Salt Lake County mayor issues call for volunteers to fill boards
By Mike Gorrell
The Salt Lake TribuneFirst published Feb 19 2013 03:53PM
Salt Lake County officials are advised by boards with titles from A to Z.
Mayor Ben McAdams wants the membership of those boards to be as broad as their alphabetical span. He put out a call Tuesday for residents to fill openings on boards dealing with everything from Administrative Control to Zoo, Arts and Parks funding.
"I’m looking for quite a few good men and women," McAdams said. "Utah is the number one state per capita in volunteerism. I need to harness some of that energy.
"What the job lacks in salary," he added, "it more than makes up for in lively interaction with members of the community."

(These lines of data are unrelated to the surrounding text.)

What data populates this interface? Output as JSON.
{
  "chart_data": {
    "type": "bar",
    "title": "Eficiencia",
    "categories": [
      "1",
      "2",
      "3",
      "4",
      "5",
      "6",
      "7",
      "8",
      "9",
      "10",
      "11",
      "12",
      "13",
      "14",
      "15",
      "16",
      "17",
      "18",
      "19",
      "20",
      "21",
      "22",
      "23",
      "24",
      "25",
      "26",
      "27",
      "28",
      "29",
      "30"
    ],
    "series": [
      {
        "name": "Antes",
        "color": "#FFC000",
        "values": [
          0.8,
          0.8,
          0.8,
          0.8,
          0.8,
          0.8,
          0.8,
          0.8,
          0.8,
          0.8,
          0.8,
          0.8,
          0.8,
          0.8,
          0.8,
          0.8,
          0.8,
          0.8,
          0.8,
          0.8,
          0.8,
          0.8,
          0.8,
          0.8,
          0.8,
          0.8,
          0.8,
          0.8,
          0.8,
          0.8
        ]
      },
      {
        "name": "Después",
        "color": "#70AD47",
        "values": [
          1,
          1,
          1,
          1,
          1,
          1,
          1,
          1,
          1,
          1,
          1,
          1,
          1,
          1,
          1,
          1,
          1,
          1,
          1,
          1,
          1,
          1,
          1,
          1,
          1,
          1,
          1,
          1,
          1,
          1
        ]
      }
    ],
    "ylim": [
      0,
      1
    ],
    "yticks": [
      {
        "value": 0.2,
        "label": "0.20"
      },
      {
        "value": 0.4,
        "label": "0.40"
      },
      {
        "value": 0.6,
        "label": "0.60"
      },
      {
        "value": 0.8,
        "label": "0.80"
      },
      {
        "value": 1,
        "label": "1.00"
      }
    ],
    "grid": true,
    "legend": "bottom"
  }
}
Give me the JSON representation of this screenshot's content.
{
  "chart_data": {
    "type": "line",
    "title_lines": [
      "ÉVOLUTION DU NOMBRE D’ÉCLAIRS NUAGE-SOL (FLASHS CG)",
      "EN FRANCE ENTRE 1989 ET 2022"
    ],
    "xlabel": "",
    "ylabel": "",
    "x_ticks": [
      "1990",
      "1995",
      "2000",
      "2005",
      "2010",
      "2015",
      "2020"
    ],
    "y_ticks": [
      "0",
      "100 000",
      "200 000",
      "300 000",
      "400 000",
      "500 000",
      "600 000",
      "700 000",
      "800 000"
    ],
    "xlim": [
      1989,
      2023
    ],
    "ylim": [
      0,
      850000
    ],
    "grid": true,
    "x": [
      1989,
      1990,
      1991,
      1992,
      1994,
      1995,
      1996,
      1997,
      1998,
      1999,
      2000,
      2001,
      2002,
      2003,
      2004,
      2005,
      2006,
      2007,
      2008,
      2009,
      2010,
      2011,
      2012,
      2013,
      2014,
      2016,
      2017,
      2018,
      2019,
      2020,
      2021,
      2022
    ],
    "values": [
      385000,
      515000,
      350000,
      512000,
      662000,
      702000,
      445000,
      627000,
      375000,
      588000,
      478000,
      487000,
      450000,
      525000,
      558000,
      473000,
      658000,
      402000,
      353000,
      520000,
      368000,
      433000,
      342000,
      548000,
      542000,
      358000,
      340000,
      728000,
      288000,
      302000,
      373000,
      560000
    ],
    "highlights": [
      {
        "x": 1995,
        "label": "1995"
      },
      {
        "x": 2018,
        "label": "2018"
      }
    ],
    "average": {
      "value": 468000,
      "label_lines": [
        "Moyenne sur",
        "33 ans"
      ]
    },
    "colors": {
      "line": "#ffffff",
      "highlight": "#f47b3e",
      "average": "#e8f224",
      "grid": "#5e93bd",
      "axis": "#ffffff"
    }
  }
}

Salt Lake County has more than 100 boards. They deal with old and young people, canyons and foothills and rivers and lakes, physical health and mental well-being, housing, bicycles and government records, sister cities, drinking water and open space, just about all aspects of life.
To address those diverse issues, McAdams is looking for individuals of all ages, skills, genders, geographical location and ethnicity. Application forms are available at boards.slco.org.
Of the 1,600 seats on the various boards, about 15 percent are empty at any given time, said Sheryl Ivey, who oversees advisory boards and volunteers for the county.
While McAdams encouraged people of all political persuasions to apply, Ivey noted that only two boards — the Deputy Sheriff’s Merit Board and the Career Service Board — require members to divulge their party affiliations. That’s because the county ordinance mandates representation for people in different parties.
Otherwise, Ivey said, "I don’t know [board members’] political affiliation. I don’t ask, I don’t care. We just want the right person for the job."
Charles Henderson said he has felt great satisfaction in volunteering on several boards, most recently representing the unincorporated county on the Utah Transit Authority board.
"I feel I have a responsibility to contribute," he said, for both the African-American community he comes from and county residents as a whole. "I’ve helped make this a better place to live."
Added Rebecca Sanchez, county diversity director: "Bring together people of diverse backgrounds and you get new and innovative ideas."